|Henri Termeer, who joined Genzyme in 1983, became its chief executive in 1985. (John Tlumacki/Globe Staff)|
Henri Termeer has invested most of his professional life building Cambridge-based Genzyme into a global biotech powerhouse, and it could all come to an unceremonious end if French drug giant Sanofi-Aventis succeeds in its efforts to acquire the company. Yet people close to the Genzyme CEO tell Xconomy that Termeer has plenty of unfinished business and isn’t nearly ready to leave.
Termeer, who joined Genzyme in 1983 as president and became chief executive in 1985, is credited with leading the company’s evolution from a Boston start-up into a multibillion-dollar global enterprise with about 12,000 employees. But over the past year and a half, his sterling record at the company has been tarnished by the viral contamination found at its Allston Landing plant in June and the resulting shortages of its therapies for genetic diseases. A growing chorus of critics, including the powerful activist investor Carl Icahn, has called Termeer’s leadership into question.
Nevertheless, Termeer, 64, has shown few signs that he’s ready to call it quits. Termeer, who is the firm’s chairman, and the rest of Genzyme’s board last month rejected Sanofi’s unsolicited offer to acquire the company for $18.5 billion. This month, Genzyme announced that it is selling its genetic testing unit and cutting 1,000 workers to improve the company’s bottom line and future prospects.
Though Termeer has told the media that he’s open to selling the company, some observers have their doubts. “Henri does not want to sell the company. Henri never would want to sell the company,’’ said a former Genzyme executive who asked not to be named.

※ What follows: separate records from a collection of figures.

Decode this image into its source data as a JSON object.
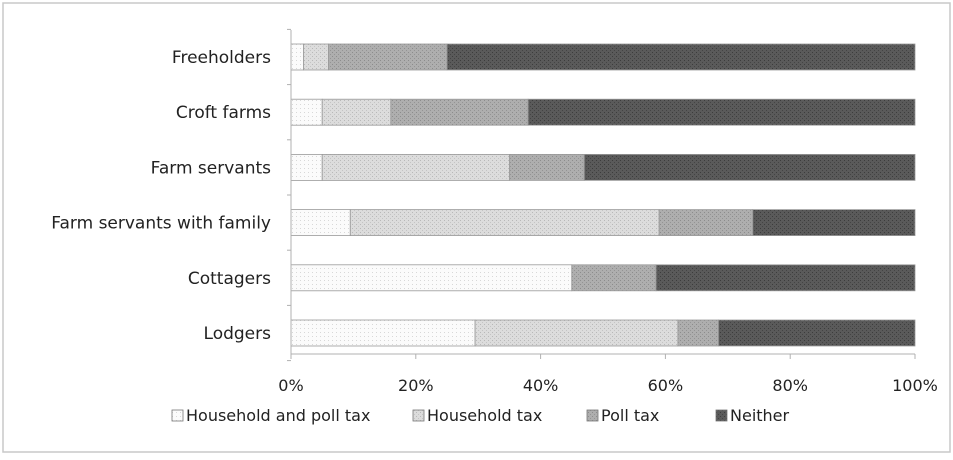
{
  "chart_data": {
    "type": "bar",
    "orientation": "horizontal",
    "stacked": true,
    "percent_stacked": true,
    "categories": [
      "Freeholders",
      "Croft farms",
      "Farm servants",
      "Farm servants with family",
      "Cottagers",
      "Lodgers"
    ],
    "series": [
      {
        "name": "Household and poll tax",
        "values": [
          2,
          5,
          5,
          9.5,
          45,
          29.5
        ]
      },
      {
        "name": "Household tax",
        "values": [
          4,
          11,
          30,
          49.5,
          0,
          32.5
        ]
      },
      {
        "name": "Poll tax",
        "values": [
          19,
          22,
          12,
          15,
          13.5,
          6.5
        ]
      },
      {
        "name": "Neither",
        "values": [
          75,
          62,
          53,
          26,
          41.5,
          31.5
        ]
      }
    ],
    "x_ticks": [
      "0%",
      "20%",
      "40%",
      "60%",
      "80%",
      "100%"
    ],
    "xlim": [
      0,
      100
    ],
    "grid": false,
    "legend_position": "bottom",
    "colors": [
      "#f7f7f7",
      "#d6d6d6",
      "#a9a9a9",
      "#555555"
    ],
    "title": "",
    "xlabel": "",
    "ylabel": ""
  }
}
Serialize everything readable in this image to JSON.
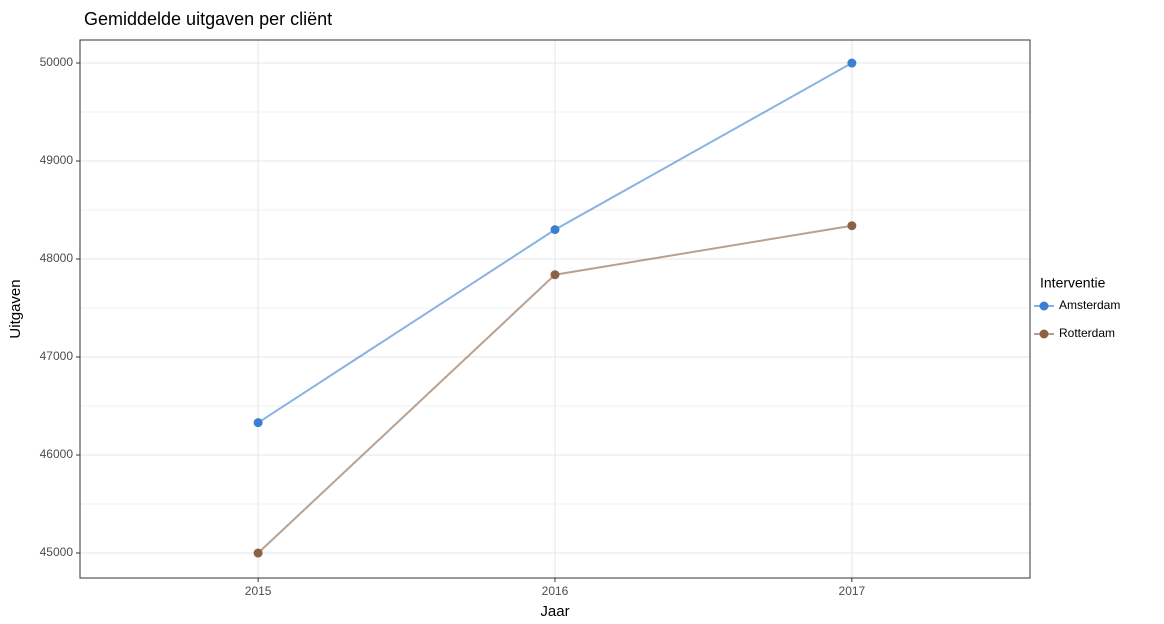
{
  "chart_data": {
    "type": "line",
    "title": "Gemiddelde uitgaven per cliënt",
    "x_label": "Jaar",
    "y_label": "Uitgaven",
    "x": [
      2015,
      2016,
      2017
    ],
    "xlim": [
      2014.4,
      2017.6
    ],
    "xticks": [
      2015,
      2016,
      2017
    ],
    "ylim": [
      44745,
      50235
    ],
    "yticks": [
      45000,
      46000,
      47000,
      48000,
      49000,
      50000
    ],
    "grid": true,
    "legend_title": "Interventie",
    "legend_position": "right",
    "series": [
      {
        "name": "Amsterdam",
        "color": "#3a80d0",
        "values": [
          46330,
          48300,
          50000
        ]
      },
      {
        "name": "Rotterdam",
        "color": "#8a6248",
        "values": [
          45000,
          47840,
          48340
        ]
      }
    ]
  }
}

Genzyme declined a request to interview Termeer.
“I’ve known Henri for many years, and he never thought about Genzyme as a company that was built to be sold,’’ said a former Genzyme unit president who worked for Termeer for over a decade. “He built the company to survive and be a stand-alone biotech organization.’’
Termeer’s legacy, which was cemented well before the recent manufacturing troubles, is based on his vision and Genzyme’s leadership in developing drugs for rare diseases previously ignored by the pharmaceutical industry. Genzyme’s drug imiglucerase (Cerezyme) for the genetic disorder Gaucher’s disease treats an illness that affects fewer than 10,000 Americans. But it has become the company’s biggest money-maker because it commands a price of about $200,000 per patient annually.
Former Genzyme executives say Termeer is taking full responsibility for the manufacturing problems in Allston and wants to lead the company through the process of fixing them — which includes bringing its operations there into compliance with Food and Drug Administration standards after turning over to the agency $175 million in profits from drugs made at the plant.
“Henri wants to stay long enough to fix all the problems at Genzyme so he can go out on a really high note,’’ the former Genzyme executive said.
Sanofi-Aventis, the French drug giant that has labs in Cambridge, said Thursday that it paid Dana-Farber Cancer Institute of Boston $33 million to license technology for identifying cancer targets for new treatments. Dana-Farber will also receive research funding from Sanofi for a minimum of three years, as well as potential payments related to the development of drugs that result from the agreement. In July, Sanofi revealed that it planned to house a new cancer research division in Cambridge and invest $65 million in expanding its operations there.
Rhythmia Medical, a Burlington maker of catheter-based systems for mapping the heart, has brought in $5 million of a planned $7 million equity offering, according to a Securities and Exchange Commission filing. The financing comes from eight investors, according to the filing, and brings Rhythmia’s total funding pot to $17 million. Earlier this spring, Xconomy wrote about plans to raise more capital to put toward the quest for regulatory approval and commercialization of its device.
Cambridge-based Ironwood Pharmaceuticals sold its Lexington-based biomanufacturing subsidiary, Microbia, to Royal DSM, the Dutch chemicals giant, for an undisclosed sum. Ironwood, which went public in January 2010, recorded $1 million in losses from Microbia on its 2009 balance sheet.